I held a fat baby in my lap at church last Sunday.
Those big, round baby cheeks said more to me during church than any sermon ever has. Because this wasn’t just any baby. This was Esther’s baby, Mangaliso.
I held that same baby in my arm seven months ago and looked at his despondent mother, too hopeless to be desperate. I told Esther on that January day that her baby needed to go to the clinic immediately. They were quickly transferred by ambulance to the government hospital for a few weeks of rehabilitation.
|January 2014 - Mangaliso after 1 week in the hospital|
At 7 months old, baby Mangaliso was literally starving to death. The weightless bundle in my arms was past the point of being able to cry, his undersized body distorting. Esther was too hopeless and too overwhelmed to register concern for herself or her four children.
We kept going to the hospital.
We kept going to visit the borrowed room they live in.
We brought food, baby supplies, and we showed her how to use them.
Most importantly, we modeled how a family cares for each other.
She’d never known. She’d never experience being worth rooting for, being visited, being provided for. She’d never known a life worth living enough to take the medications her body needs or to understand the gift and responsibility she’d been given – although not through her own choosing – to sustain, uphold and languish in the lives of four incredible little lives.
Now, with 1-year old Mangaliso tied to her back and a 2-year old twin in each arm, Esther walks up a mountain path to come to church and Sunday Lunch each week. She keeps coming because we kept going. And coming and going says a lot more than words.
Last Sunday, I remembered how scary it was to know a baby’s life was fading away in my arms. I remembered the tears, frustration, and how many times I stomped my feet at that baby’s Creator and said “WHY!?!”
And then I looked at these cheeks.
His big sister waddled over, and I watched them sit at my feet – two healthy, whole, loved babies – playing with each other. They laughed louder than I should have let them during church, and their dirty hands were all up in each other’s face holes. And it was amaaaaaazing.
When I thought I couldn’t get any more thankful, the other twin appeared in my lap, and I looked up to see it was because her mother had set her down to go dance in the aisle during worship. The woman who didn’t have it in her seven months ago to ask for help got up and danced for the glory of the One in whom her help comes from on Sunday!
(Esther's the one in the very back.)
I suddenly felt the weight of those gloriously chubby cheeks more than I could put words to.
Later, at Sunday Lunch, we had a special cake to celebrate Esther’s oldest son, Wandile’s excellent report cards. And I remembered that, just a few months ago, at 10-years old Wandile had been destroying property, skipping school and stealing from his own family.

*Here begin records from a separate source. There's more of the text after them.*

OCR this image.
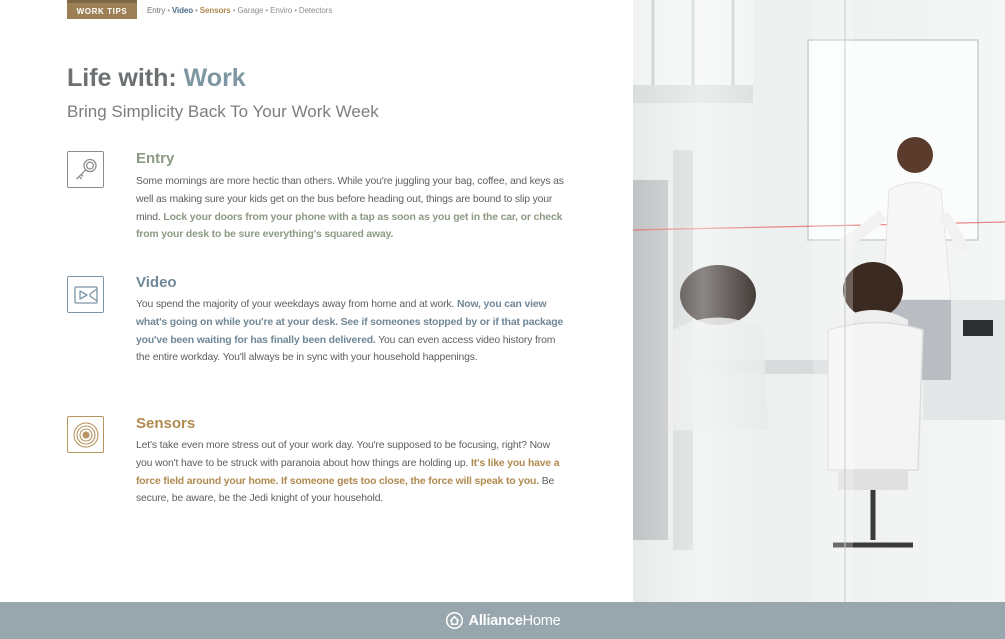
WORK TIPS	Entry • Video • Sensors • Garage • Enviro • Detectors
Life with: Work
Bring Simplicity Back To Your Work Week
Entry

Some mornings are more hectic than others. While you're juggling your bag, coffee, and keys as well as making sure your kids get on the bus before heading out, things are bound to slip your mind. Lock your doors from your phone with a tap as soon as you get in the car, or check from your desk to be sure everything's squared away.

Video

You spend the majority of your weekdays away from home and at work. Now, you can view what's going on while you're at your desk. See if someones stopped by or if that package you've been waiting for has finally been delivered. You can even access video history from the entire workday. You'll always be in sync with your household happenings.

Sensors

Let's take even more stress out of your work day. You're supposed to be focusing, right? Now you won't have to be struck with paranoia about how things are holding up. It's like you have a force field around your home. If someone gets too close, the force will speak to you. Be secure, be aware, be the Jedi knight of your household.

AllianceHome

We laughed and laughed together as baby Mangaliso’s body, now strong enough to be mobile, lunged for every bit of food he could find and covered himself in our celebration cake. We cheered on Esther’s parenting strides, and we congratulated Wandile’s accomplishments.
Esther’s life is still not perfect, and neither is mine. But we all celebrated great gains on Sunday, from chubbier cheeks to wider perspective.
Because what these pictures don’t show you is that the beginning of the month feels different than the end around here. Many moms like Esther receive a very small monthly stipend from the government on the last day of the month to help them provide for their children. It’s often around week three, when food and money runs out, that life begins to look barren.
There’s a good chance that, despite the budget training, group shopping trips, and parent education, that Esther’s money and food will run out again this month. It’s likely that Mangaliso will miss another meal and feel hunger in his little baby body.
But I remembered what glory means as I held that much heavier baby in my arms this Sunday.
Glory comes from the root word weight. The weight of God’s goodness rested in my lap that Sunday morning, clothed in sweet, slobbery baby smiles.
He reminded me of His promise that as we behold the glory of the Lord, we are being transformed into that same glory “from one degree of glory to another” (2 Corinthians 3:18).
Esther might find her house empty and lonely again this month, but she’s not starting from January’s despondency. She won’t ever lose the weight of the day she danced in the house of the One who says He sets the lonely in families.
Mangaliso might feel hunger pangs again one day, but he’s not starting with starvation. He’s gaining weight.
From one degree of glory to another, we grow.
Things break. We’re broken. We’re not to the happily ever after part yet. But we are gaining weight. One stride, one meal, one dance, one victory at a time.
We’re not starting in the same place every time.
We are gaining weight.
Father, let Your Kingdom come heavy.